For firms looking to take a risk in a long established market
Sometimes it seems that innovation is now all anyone can talk about. The reality is, however, that the majority of so called “innovation” within traditional B2B markets is about doing existing things that little bit better rather than actually doing better things.
That’s because the risks are too high for true innovation. If I’m a CEO of a long established professional service firm and want to do something radical which may involve creating an entirely new organisational structure designed to compete with consumer brands and technology companies, then that is a huge leap, and one likely to represent unprecedented risk for my firm. Convincing the senior partners or board of directors that they should gamble their future profits on my hunch is going to be a hell of a struggle.
Creating a sub brand may offer a solution. In doing so we liberate those responsible for this innovation from the shackles of the parent brand, whilst protecting the latter from any direct risk.
It’s not ideal and at some point the parent brand will need to make a decision about its appetite for innovation or it will end up highly fragmented culturally and with no clear message to the outside world, but as a means of facilitating true change and proving new, exciting concepts within a highly complex and politically sensitive environment, it is likely to be the best of a limited set of options.
For firms looking to do something special with their marketing and communication
Most B2B and professional service organisations now understand the importance of having a compelling vision. However, few manage to translate that into an equally compelling communications strategy. The lofty nature of the visions are usually undermined by the lacklustre content the business serves to its audience via blogs, tweets, events and emails.
There is a further issue; in the unlikely event that the company is distributing content of a truly ambitious and engaging nature, there is still the barrier of the brand itself. Most people do not like to be seen sharing content from commercial entities at the best of times, least of all from markets perceived as traditional and dull.

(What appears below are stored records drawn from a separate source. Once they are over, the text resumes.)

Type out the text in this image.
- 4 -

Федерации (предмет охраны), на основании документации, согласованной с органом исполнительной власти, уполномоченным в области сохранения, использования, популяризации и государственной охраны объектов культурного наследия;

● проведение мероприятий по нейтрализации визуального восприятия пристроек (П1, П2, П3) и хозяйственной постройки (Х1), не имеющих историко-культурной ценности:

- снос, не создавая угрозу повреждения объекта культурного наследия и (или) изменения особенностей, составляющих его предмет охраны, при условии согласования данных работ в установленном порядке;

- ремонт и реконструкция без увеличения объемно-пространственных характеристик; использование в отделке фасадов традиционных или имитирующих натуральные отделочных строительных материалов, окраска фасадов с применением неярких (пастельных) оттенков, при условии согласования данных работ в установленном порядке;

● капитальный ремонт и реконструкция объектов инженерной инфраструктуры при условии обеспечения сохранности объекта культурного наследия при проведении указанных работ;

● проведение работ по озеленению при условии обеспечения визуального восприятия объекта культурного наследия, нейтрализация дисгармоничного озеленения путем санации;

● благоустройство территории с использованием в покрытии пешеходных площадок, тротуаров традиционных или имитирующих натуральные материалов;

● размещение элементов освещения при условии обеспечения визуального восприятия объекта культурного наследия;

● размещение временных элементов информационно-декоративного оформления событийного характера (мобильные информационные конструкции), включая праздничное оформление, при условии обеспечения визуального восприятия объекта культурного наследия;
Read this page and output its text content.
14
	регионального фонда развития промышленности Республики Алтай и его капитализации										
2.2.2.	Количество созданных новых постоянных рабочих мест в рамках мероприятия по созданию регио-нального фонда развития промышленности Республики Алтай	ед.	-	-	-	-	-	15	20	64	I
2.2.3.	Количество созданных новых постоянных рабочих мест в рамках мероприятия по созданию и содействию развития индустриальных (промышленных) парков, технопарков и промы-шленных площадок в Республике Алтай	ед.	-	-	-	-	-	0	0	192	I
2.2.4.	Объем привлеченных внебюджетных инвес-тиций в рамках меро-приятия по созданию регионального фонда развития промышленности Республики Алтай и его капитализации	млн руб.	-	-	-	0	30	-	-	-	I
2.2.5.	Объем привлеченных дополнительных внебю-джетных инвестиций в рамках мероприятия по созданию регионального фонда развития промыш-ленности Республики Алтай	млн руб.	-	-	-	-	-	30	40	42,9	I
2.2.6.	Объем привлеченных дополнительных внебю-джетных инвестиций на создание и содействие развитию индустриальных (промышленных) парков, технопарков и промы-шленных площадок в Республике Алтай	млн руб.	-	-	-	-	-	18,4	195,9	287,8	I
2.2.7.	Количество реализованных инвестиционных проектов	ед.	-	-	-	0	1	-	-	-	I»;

There is a way to overcome this.
By creating a sub brand specifically for your content, you can build something that exists purely for the achievement of your vision, with no commercial messaging or any of the other unhelpful associations of the parent brand. Instead, this will be a brand that the audience can truly buy into, and that you can use as a vehicle to build a social community, run events, develop an email list and get in front of key influencers. Above all, it can signticanly reduce the cost per acquisition for MQL’s (Marketing Qualified Leads).
The downside, naturally, is that all of this brand equity you are developing is now on behalf of a separate brand, but there is no reason why you can’t make the affiliation very clear (at least in the direction of parent brand to content sub brand. Probably not the the other way around). You can even link to the sub-branded blogs and social channels directly from the parent website.

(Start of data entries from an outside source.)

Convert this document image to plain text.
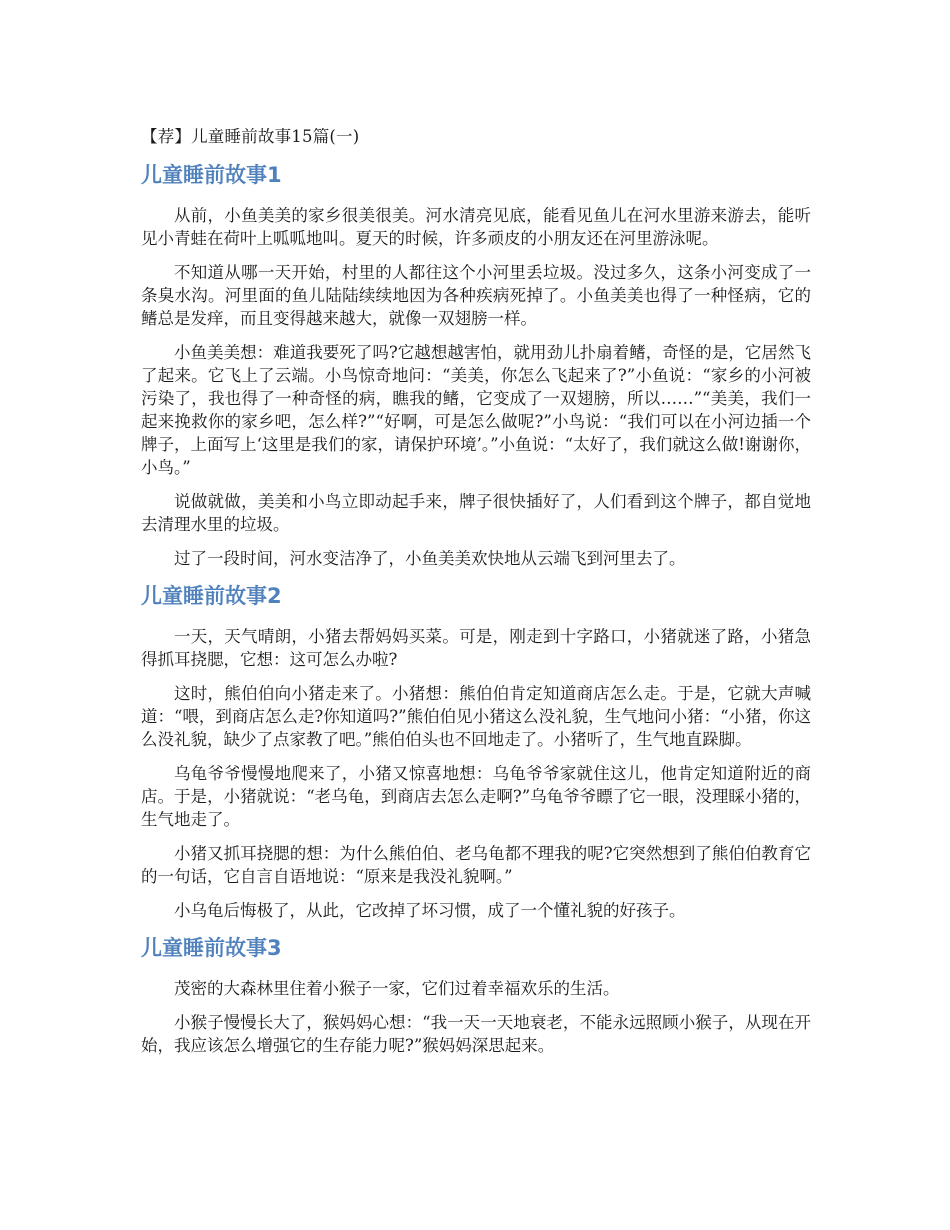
【荐】儿童睡前故事15篇(一)
儿童睡前故事1

从前，小鱼美美的家乡很美很美。河水清亮见底，能看见鱼儿在河水里游来游去，能听见小青蛙在荷叶上呱呱地叫。夏天的时候，许多顽皮的小朋友还在河里游泳呢。

不知道从哪一天开始，村里的人都往这个小河里丢垃圾。没过多久，这条小河变成了一条臭水沟。河里面的鱼儿陆陆续续地因为各种疾病死掉了。小鱼美美也得了一种怪病，它的鳍总是发痒，而且变得越来越大，就像一双翅膀一样。

小鱼美美想：难道我要死了吗?它越想越害怕，就用劲儿扑扇着鳍，奇怪的是，它居然飞了起来。它飞上了云端。小鸟惊奇地问：“美美，你怎么飞起来了?”小鱼说：“家乡的小河被污染了，我也得了一种奇怪的病，瞧我的鳍，它变成了一双翅膀，所以……”“美美，我们一起来挽救你的家乡吧，怎么样?”“好啊，可是怎么做呢?”小鸟说：“我们可以在小河边插一个牌子，上面写上‘这里是我们的家，请保护环境’。”小鱼说：“太好了，我们就这么做!谢谢你，小鸟。”

说做就做，美美和小鸟立即动起手来，牌子很快插好了，人们看到这个牌子，都自觉地去清理水里的垃圾。

过了一段时间，河水变洁净了，小鱼美美欢快地从云端飞到河里去了。

儿童睡前故事2

一天，天气晴朗，小猪去帮妈妈买菜。可是，刚走到十字路口，小猪就迷了路，小猪急得抓耳挠腮，它想：这可怎么办啦?

这时，熊伯伯向小猪走来了。小猪想：熊伯伯肯定知道商店怎么走。于是，它就大声喊道：“喂，到商店怎么走?你知道吗?”熊伯伯见小猪这么没礼貌，生气地问小猪：“小猪，你这么没礼貌，缺少了点家教了吧。”熊伯伯头也不回地走了。小猪听了，生气地直跺脚。

乌龟爷爷慢慢地爬来了，小猪又惊喜地想：乌龟爷爷家就住这儿，他肯定知道附近的商店。于是，小猪就说：“老乌龟，到商店去怎么走啊?”乌龟爷爷瞟了它一眼，没理睬小猪的，生气地走了。

小猪又抓耳挠腮的想：为什么熊伯伯、老乌龟都不理我的呢?它突然想到了熊伯伯教育它的一句话，它自言自语地说：“原来是我没礼貌啊。”

小乌龟后悔极了，从此，它改掉了坏习惯，成了一个懂礼貌的好孩子。

儿童睡前故事3

茂密的大森林里住着小猴子一家，它们过着幸福欢乐的生活。

小猴子慢慢长大了，猴妈妈心想：“我一天一天地衰老，不能永远照顾小猴子，从现在开始，我应该怎么增强它的生存能力呢?”猴妈妈深思起来。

This is a strategy we have employed on a dozen or so occasions for ambitious B2B brands, and the results have been astonishing. In fact in one instance (within the health industry) the content sub brand became one of the best recognised names in the entire market. There wasn’t a door it couldn’t open.

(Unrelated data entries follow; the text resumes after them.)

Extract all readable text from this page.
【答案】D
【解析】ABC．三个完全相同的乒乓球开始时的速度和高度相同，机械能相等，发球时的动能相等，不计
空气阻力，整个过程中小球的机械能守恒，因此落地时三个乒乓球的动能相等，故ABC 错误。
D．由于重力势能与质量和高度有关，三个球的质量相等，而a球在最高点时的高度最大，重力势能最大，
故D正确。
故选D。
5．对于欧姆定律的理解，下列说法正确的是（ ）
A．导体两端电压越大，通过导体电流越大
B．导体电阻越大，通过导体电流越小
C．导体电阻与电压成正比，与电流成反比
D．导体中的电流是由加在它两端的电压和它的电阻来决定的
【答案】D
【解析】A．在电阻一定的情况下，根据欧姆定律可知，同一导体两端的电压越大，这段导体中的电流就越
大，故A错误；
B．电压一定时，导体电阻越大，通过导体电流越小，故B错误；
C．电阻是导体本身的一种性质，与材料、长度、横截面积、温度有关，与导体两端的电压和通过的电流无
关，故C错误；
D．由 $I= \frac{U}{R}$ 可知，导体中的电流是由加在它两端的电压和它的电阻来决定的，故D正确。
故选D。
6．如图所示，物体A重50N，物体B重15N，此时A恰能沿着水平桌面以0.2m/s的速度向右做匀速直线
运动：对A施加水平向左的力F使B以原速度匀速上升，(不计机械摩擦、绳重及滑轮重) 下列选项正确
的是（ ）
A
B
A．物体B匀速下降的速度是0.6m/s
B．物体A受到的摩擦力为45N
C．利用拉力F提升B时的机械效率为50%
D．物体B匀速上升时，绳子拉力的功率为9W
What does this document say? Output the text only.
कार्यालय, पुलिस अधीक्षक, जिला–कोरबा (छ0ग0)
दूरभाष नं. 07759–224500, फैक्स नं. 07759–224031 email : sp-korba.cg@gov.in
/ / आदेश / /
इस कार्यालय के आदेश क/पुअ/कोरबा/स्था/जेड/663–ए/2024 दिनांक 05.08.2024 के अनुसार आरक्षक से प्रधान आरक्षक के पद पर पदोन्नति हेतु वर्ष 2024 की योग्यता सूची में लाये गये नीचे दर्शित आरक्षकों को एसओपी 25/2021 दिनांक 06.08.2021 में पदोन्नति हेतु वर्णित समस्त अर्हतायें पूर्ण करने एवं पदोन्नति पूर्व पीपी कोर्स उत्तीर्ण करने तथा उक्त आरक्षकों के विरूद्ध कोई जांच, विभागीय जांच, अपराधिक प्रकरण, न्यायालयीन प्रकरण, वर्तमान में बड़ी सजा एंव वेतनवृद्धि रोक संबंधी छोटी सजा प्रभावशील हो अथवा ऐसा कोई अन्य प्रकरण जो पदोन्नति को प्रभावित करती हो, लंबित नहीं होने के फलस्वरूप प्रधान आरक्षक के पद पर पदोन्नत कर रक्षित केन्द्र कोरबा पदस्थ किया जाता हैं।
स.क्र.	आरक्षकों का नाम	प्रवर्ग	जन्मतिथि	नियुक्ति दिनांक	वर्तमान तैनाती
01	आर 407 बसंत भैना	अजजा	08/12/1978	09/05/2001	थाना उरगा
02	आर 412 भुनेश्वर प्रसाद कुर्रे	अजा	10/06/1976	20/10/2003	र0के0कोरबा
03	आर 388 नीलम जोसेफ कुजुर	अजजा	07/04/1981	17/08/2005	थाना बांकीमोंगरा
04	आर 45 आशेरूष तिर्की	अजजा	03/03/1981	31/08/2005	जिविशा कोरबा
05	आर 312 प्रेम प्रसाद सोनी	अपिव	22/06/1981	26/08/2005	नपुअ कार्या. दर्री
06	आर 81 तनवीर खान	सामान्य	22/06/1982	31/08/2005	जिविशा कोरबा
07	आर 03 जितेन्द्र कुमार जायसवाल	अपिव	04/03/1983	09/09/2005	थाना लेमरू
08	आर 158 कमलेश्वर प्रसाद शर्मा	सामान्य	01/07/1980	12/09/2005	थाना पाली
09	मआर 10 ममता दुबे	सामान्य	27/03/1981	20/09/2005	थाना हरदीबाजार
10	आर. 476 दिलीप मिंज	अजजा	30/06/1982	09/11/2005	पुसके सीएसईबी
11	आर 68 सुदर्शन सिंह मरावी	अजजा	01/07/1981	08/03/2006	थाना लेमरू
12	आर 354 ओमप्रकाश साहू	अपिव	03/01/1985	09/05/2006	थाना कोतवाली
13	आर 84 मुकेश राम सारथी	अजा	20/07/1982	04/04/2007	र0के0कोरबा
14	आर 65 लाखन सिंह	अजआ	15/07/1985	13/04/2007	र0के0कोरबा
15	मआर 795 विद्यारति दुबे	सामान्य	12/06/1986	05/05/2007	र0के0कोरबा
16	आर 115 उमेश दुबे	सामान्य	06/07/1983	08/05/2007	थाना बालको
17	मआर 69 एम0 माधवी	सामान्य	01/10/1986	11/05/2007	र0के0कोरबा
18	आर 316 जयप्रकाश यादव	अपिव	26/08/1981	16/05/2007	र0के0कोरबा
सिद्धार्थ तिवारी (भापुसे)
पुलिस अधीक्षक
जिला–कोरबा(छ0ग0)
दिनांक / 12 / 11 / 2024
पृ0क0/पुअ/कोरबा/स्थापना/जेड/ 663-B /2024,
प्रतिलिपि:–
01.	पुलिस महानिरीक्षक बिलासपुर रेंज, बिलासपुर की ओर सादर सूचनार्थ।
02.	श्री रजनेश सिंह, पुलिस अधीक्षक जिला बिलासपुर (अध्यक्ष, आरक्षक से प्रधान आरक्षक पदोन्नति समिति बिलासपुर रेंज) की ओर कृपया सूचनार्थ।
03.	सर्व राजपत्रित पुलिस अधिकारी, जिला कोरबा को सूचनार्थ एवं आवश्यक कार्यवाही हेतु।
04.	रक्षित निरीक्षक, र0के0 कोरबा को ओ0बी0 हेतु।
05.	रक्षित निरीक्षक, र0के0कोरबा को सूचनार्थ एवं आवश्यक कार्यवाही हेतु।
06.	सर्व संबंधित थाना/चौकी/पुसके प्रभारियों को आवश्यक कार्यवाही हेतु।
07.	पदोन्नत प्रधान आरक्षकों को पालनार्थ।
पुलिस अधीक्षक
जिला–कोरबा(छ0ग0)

One thing to make clear, however, is that this cannot be approached as a cynical marketing exercise. You must truly believe in the vision you are trying to achieve and ensure that it aligns in all its values to that of the parent brand.
Servitisation and productisation
This one I add with caution. There is a current (and important) trend for professional service companies to productise their offerings, while product B2B companies are adding layers of service to theirs. Both are intended as a means of differentiation and improving the customer experience, and in many cases it’s a critical shift for companies seeking to avoid commoditisation and retain share in markets becoming saturated or disrupted.
As part of this, it is natural for enthusiastic marketers and other senior decision makers to trial new brands in an attempt to crystallise the new offering. And in some cases, this is absolutely the right thing to do. A manufacturing company that wraps their product in layers of service never before seen within their market will be eager to demonstrate to the audience that this really is something new.
The reason I say “with caution” is that this is also an example of how a trend can lead to rapid brand proliferation. After all, if the new product is successful then it’s likely to spark others, each with their own separate brands. Very quickly a highly complex brand architecture will exist, with some of the new brands tying in very closely with the parent brand and others having far more distinct identities. Soon enough, the brand architecture will have descended into chaos and nobody will be quite sure how you got there.